On actual contrary to that of 'Mirror' that uses the fractured density of complexities as its way to redeem the nostalgia of a character, making the veritable narrative rather tough on comprehension, 'Stalker's' narrative might be one of the most simple and effortless tracks that have been used in cinema. It is one of those factors that comprise the greatness of 'Stalker', doesn't matter how identifiable and overlooked that might be.
Probably the most expressionist filmmaker just after Sergei M. Eisenstein, Andrei Tarkovsky makes his motive of visuals vibrantly significant by inventing or modifying his style on the allegorical aspects that enchantingly results in quite possibly the most neglected precursor to the Sci-fi genre of the modern cinematic world levitating the expressionistic grandeur to elude the cliched stream of complexities and apocalyptic visions.
'Stalker' stands out with a graspable linear simplicity and an ambitious existential depth that prioritizes on the human condition and its dominant subconscious, to an extent. Tarkovsky's impenetrable mise-en-scène on building a perfect sequence of enchantment makes sure of that.
Bringing out a brief context of the plot would never be possible without happening to question the significance of the alluding title of it.
The starkness of it's conception deliberately asks the primordial question - Who is the Stalker?
Before constructing a definitive and rational sketch of the role of the Stalker, a little divulging into the innate plot might help. Our functional assessment based on 'Solaris' may deceive our understanding on the aimed particularity of it.
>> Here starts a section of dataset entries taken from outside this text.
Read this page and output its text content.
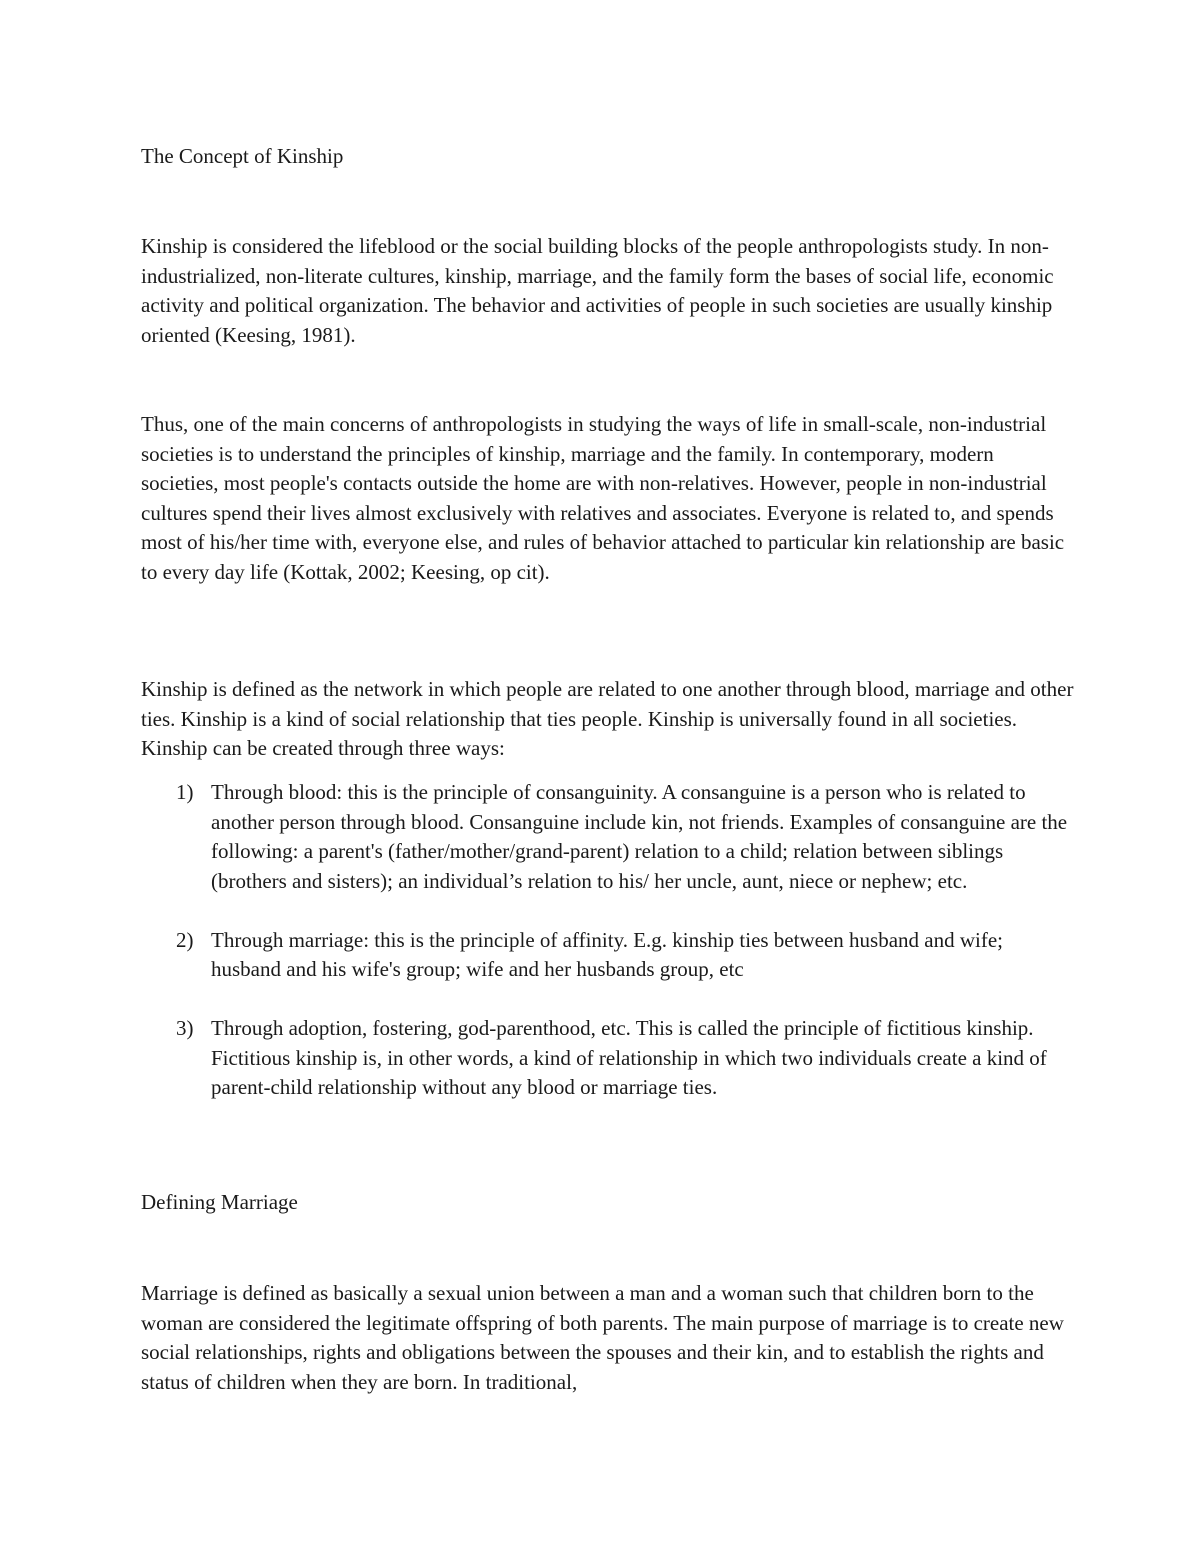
The Concept of Kinship

Kinship is considered the lifeblood or the social building blocks of the people anthropologists study. In non- industrialized, non-literate cultures, kinship, marriage, and the family form the bases of social life, economic activity and political organization. The behavior and activities of people in such societies are usually kinship oriented (Keesing, 1981).

Thus, one of the main concerns of anthropologists in studying the ways of life in small-scale, non-industrial societies is to understand the principles of kinship, marriage and the family. In contemporary, modern societies, most people's contacts outside the home are with non-relatives. However, people in non-industrial cultures spend their lives almost exclusively with relatives and associates. Everyone is related to, and spends most of his/her time with, everyone else, and rules of behavior attached to particular kin relationship are basic to every day life (Kottak, 2002; Keesing, op cit).

Kinship is defined as the network in which people are related to one another through blood, marriage and other ties. Kinship is a kind of social relationship that ties people. Kinship is universally found in all societies. Kinship can be created through three ways:

1) Through blood: this is the principle of consanguinity. A consanguine is a person who is related to another person through blood. Consanguine include kin, not friends. Examples of consanguine are the following: a parent's (father/mother/grand-parent) relation to a child; relation between siblings (brothers and sisters); an individual’s relation to his/ her uncle, aunt, niece or nephew; etc.
2) Through marriage: this is the principle of affinity. E.g. kinship ties between husband and wife; husband and his wife's group; wife and her husbands group, etc
3) Through adoption, fostering, god-parenthood, etc. This is called the principle of fictitious kinship. Fictitious kinship is, in other words, a kind of relationship in which two individuals create a kind of parent-child relationship without any blood or marriage ties.

Defining Marriage

Marriage is defined as basically a sexual union between a man and a woman such that children born to the woman are considered the legitimate offspring of both parents. The main purpose of marriage is to create new social relationships, rights and obligations between the spouses and their kin, and to establish the rights and status of children when they are born. In traditional,
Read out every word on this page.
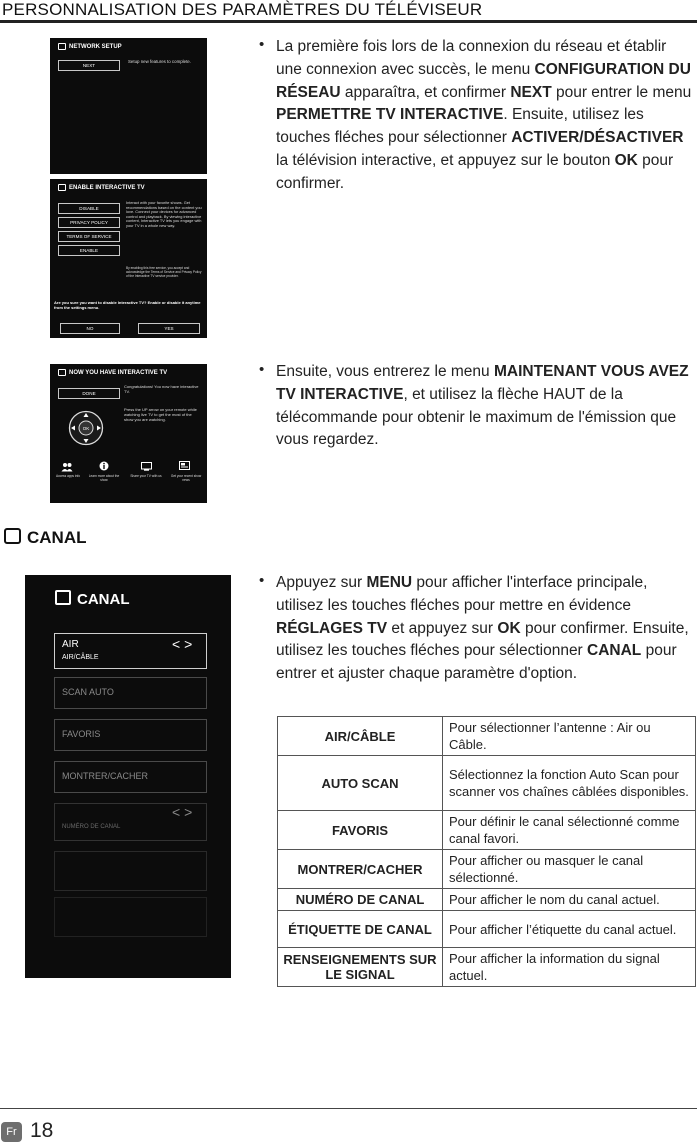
PERSONNALISATION DES PARAMÈTRES DU TÉLÉVISEUR
NETWORK SETUP
NEXT
Setup new features to complete.
ENABLE INTERACTIVE TV
DISABLE
PRIVACY POLICY
TERMS OF SERVICE
ENABLE
Interact with your favorite shows. Get recommendations based on the content you love. Connect your devices for advanced control and playback. By viewing interactive content, Interactive TV lets you engage with your TV in a whole new way.
By enabling this free service, you accept and acknowledge the Terms of Service and Privacy Policy of the Interactive TV service provider.
Are you sure you want to disable Interactive TV? Enable or disable it anytime from the settings menu.
NO	YES
NOW YOU HAVE INTERACTIVE TV
DONE
Congratulations! You now have interactive TV.
Press the UP arrow on your remote while watching live TV to get the most of the show you are watching.
OK
Access apps info	Learn more about the show
Share your TV with us	Get your recent show news
• La première fois lors de la connexion du réseau et établir une connexion avec succès, le menu CONFIGURATION DU RÉSEAU apparaîtra, et confirmer NEXT pour entrer le menu PERMETTRE TV INTERACTIVE. Ensuite, utilisez les touches fléches pour sélectionner ACTIVER/DÉSACTIVER la télévision interactive, et appuyez sur le bouton OK pour confirmer.
• Ensuite, vous entrerez le menu MAINTENANT VOUS AVEZ TV INTERACTIVE, et utilisez la flèche HAUT de la télécommande pour obtenir le maximum de l'émission que vous regardez.
CANAL
CANAL
AIR	< >
AIR/CÂBLE
SCAN AUTO
FAVORIS
MONTRER/CACHER
NUMÉRO DE CANAL
< >
• Appuyez sur MENU pour afficher l'interface principale, utilisez les touches fléches pour mettre en évidence RÉGLAGES TV et appuyez sur OK pour confirmer. Ensuite, utilisez les touches fléches pour sélectionner CANAL pour entrer et ajuster chaque paramètre d'option.
AIR/CÂBLE	Pour sélectionner l’antenne : Air ou Câble.
AUTO SCAN	Sélectionnez la fonction Auto Scan pour scanner vos chaînes câblées disponibles.
FAVORIS	Pour définir le canal sélectionné comme canal favori.
MONTRER/CACHER	Pour afficher ou masquer le canal sélectionné.
NUMÉRO DE CANAL	Pour afficher le nom du canal actuel.
ÉTIQUETTE DE CANAL	Pour afficher l’étiquette du canal actuel.
RENSEIGNEMENTS SUR LE SIGNAL	Pour afficher la information du signal actuel.
Fr 18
While 'Solaris' may or may not have used symbolism in its screenplay, 'Stalker' rules out any such usage, both via being extremely expressionist in it's approach and the auteur's confirmation about it's allegorical intricacies that it loosely formulates from the novel 'The Roadside Picnic'.
Now the plot takes three people, The Writer, The Professor and most definitely The Stalker, into a forbidden area called the Zone, at the heart of which is the Room, where your deepest wish will come true. It is this simplicity that gives the film its fathomless resonance.
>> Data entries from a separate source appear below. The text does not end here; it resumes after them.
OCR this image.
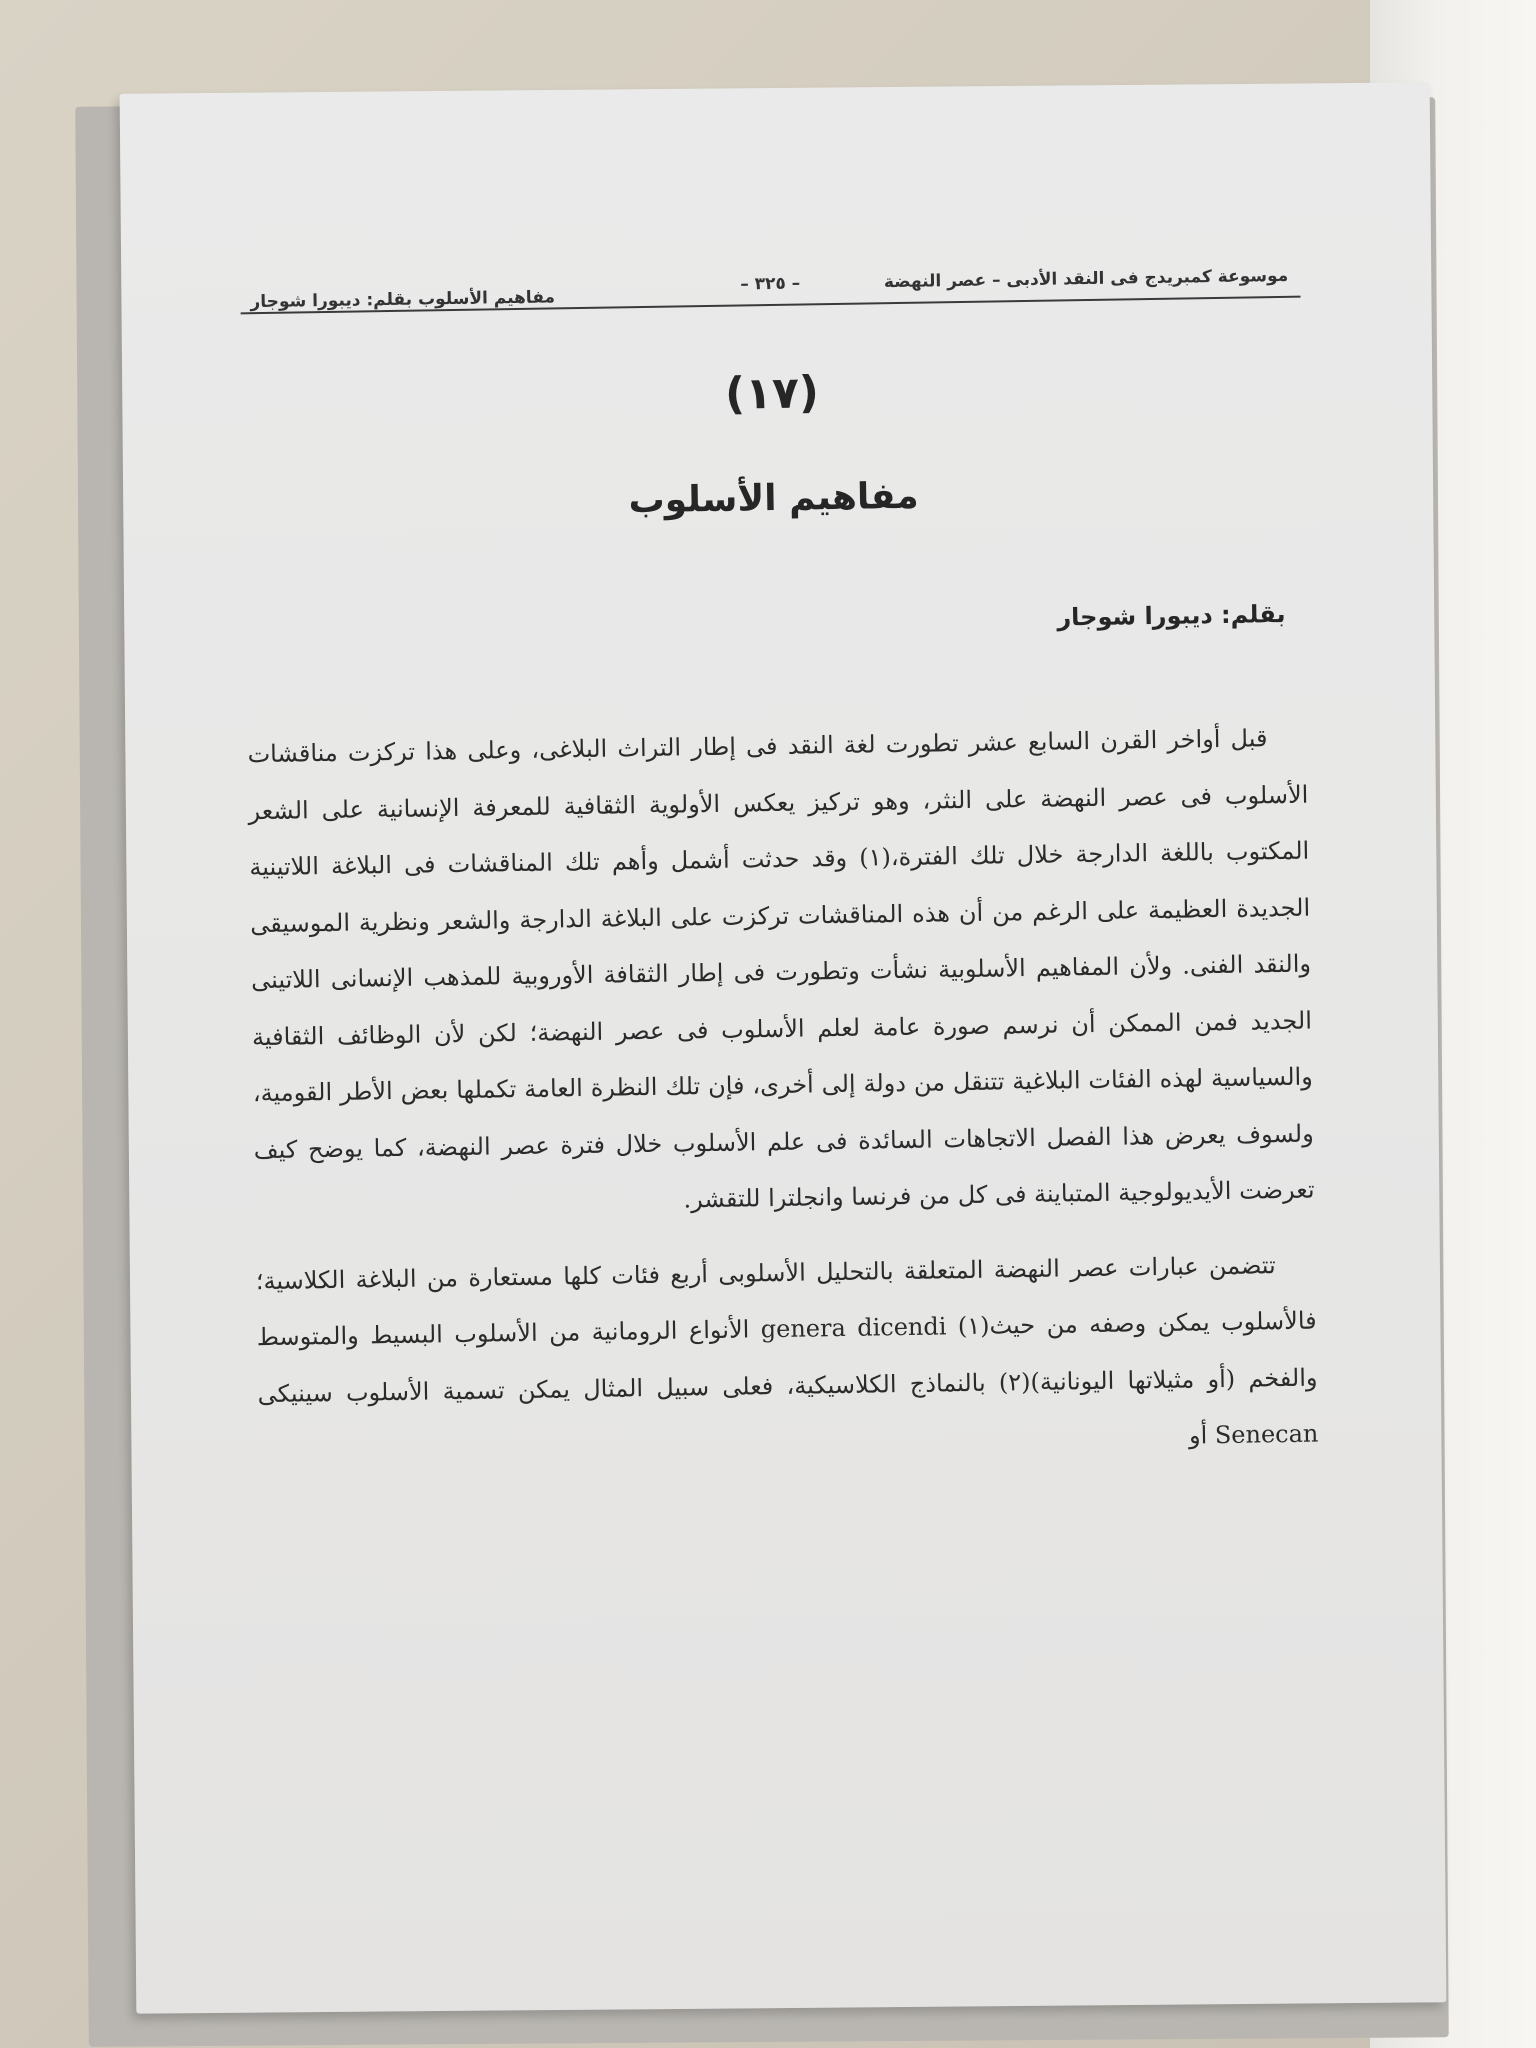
موسوعة كمبريدج فى النقد الأدبى – عصر النهضة
– ٣٢٥ –
مفاهيم الأسلوب بقلم: ديبورا شوجار
(١٧)
مفاهيم الأسلوب
بقلم: ديبورا شوجار

قبل أواخر القرن السابع عشر تطورت لغة النقد فى إطار التراث البلاغى، وعلى هذا تركزت مناقشات الأسلوب فى عصر النهضة على النثر، وهو تركيز يعكس الأولوية الثقافية للمعرفة الإنسانية على الشعر المكتوب باللغة الدارجة خلال تلك الفترة،(١) وقد حدثت أشمل وأهم تلك المناقشات فى البلاغة اللاتينية الجديدة العظيمة على الرغم من أن هذه المناقشات تركزت على البلاغة الدارجة والشعر ونظرية الموسيقى والنقد الفنى. ولأن المفاهيم الأسلوبية نشأت وتطورت فى إطار الثقافة الأوروبية للمذهب الإنسانى اللاتينى الجديد فمن الممكن أن نرسم صورة عامة لعلم الأسلوب فى عصر النهضة؛ لكن لأن الوظائف الثقافية والسياسية لهذه الفئات البلاغية تتنقل من دولة إلى أخرى، فإن تلك النظرة العامة تكملها بعض الأطر القومية، ولسوف يعرض هذا الفصل الاتجاهات السائدة فى علم الأسلوب خلال فترة عصر النهضة، كما يوضح كيف تعرضت الأيديولوجية المتباينة فى كل من فرنسا وانجلترا للتقشر.

تتضمن عبارات عصر النهضة المتعلقة بالتحليل الأسلوبى أربع فئات كلها مستعارة من البلاغة الكلاسية؛ فالأسلوب يمكن وصفه من حيث(١) genera dicendi الأنواع الرومانية من الأسلوب البسيط والمتوسط والفخم (أو مثيلاتها اليونانية)(٢) بالنماذج الكلاسيكية، فعلى سبيل المثال يمكن تسمية الأسلوب سينيكى Senecan أو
Where the incubating idea of uncovering the truths behind the heavily guarded mystic 'zone' is initiated by The Stalker, his persuasion gradually allows the other couple of acquaintances to join his voyage.
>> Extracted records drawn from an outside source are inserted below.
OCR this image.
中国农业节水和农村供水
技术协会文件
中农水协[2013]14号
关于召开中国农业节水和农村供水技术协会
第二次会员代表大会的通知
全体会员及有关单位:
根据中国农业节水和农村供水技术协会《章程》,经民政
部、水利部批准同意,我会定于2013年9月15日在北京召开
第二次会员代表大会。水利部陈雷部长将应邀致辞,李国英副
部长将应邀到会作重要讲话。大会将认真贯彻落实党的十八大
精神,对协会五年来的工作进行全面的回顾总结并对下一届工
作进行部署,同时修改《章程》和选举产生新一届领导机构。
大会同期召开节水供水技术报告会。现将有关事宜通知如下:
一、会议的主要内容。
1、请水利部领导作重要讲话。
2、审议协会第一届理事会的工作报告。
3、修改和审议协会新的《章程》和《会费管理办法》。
Finally back to the cliffhanging question- Who is the Stalker?
Since a brief context of the plot has been given to your advantage of perception, The Stalker is an utterly regular individual who somehow has the persuasive capability or rather sort of manipulating men to appease his curiosity of invading the forbidden and heavily scrutinized wasteland with armed militants, where a supposed zone lies and that too with a divine room, granting people's heartfelt desires once laid before it.
Seeing the perfectly composed apocalyptic utopia, the traits of The Stalker is rational and understandable, which eventually prepares a general and self-analytic and insightful effect.
Even though the mentioned simplicity that it bears, Tarkovsky's characters are quite opposite to simpleness as we come to realize that there are no idiosyncratic personal traits that has been presented.
The Stalker is Stalker. The Writer is Writer. The Scientist is Scientist.
The Stalker's wife is Stalker's Wife. The eradication of identifiable background makes the film already larger than the core notion it presents- Confrontation of the very desire of man!
Even though drenched in an epiphany, 'Stalker' is such existential prose that often raises conflicts and leaves us with non-crystal answers, forcing the film's mechanism to surpass itself in a gradual motion. How can a film surpass itself ? Now that's a direct contradiction to its laid foundations in the first place. The inexplicable perplexity that you probably experiencing while reading this is nothing compared to that of the actual film.
The Stalker that is hell-bent on discovering about the zone to probably make his wishes fulfilled, doesn't quite fathom the nature of the divinity whereas the respect that it demands is fully comprehensible to him.
The extraordinaire that sets 'Stalker' apart from other tons of philosophical films is the very confrontational conflicts that it arises.
The marginal space of relative interpretation that Tarkovky's grand humane exploration leaves, allows me to build a modest idea which being is that the zone is a literal non-existent space that has made it's existence viable through the unfazed desires of the human heart and more than its context from a dystopian wasteland, the human psychology has made it's actuality real.
Tarkovsky has deliberately proven the core conflict by a negative approach through the three ramblers that on the initial moments of the film stares right into our face and yet we fail to decipher -
"How can I put a name to what it is that I want ?"
The soliloquy of The Stalker is the very explanation of the film's context. We don't know ourselves well in the first place to be able to figure out our psychological processes into grasping our desires.
With an enhanced approach of belief in divinity and faith in one's own self, the film has even maintained literary characteristics of relevance and even subdued political criticism of the Soviet Union in its screenplay which plays as a necessary trait to the brilliant track of the narrative.
With one of the absolute elitist conclusion sequences in the history of cinema, that probably hints in the not so distant evolution of humanity in it's a psychological plethora, the open ended mystic tail again leaves us with contradictory settlements on the film's message, even though the cathartic yet chaotic perfection it achieves while doing so.
As being Tarkovsky's most ambitious work, the magnificently haunting and unnerving cinematographic technicalities of editing and camera movements with colour tones perfectly complimenting every approach of the narrative will unarguably put you in an introspective numbness that it undeniably did to me.
'Stalker' is a cinematic experience that will never be equalled, let alone be surpassed.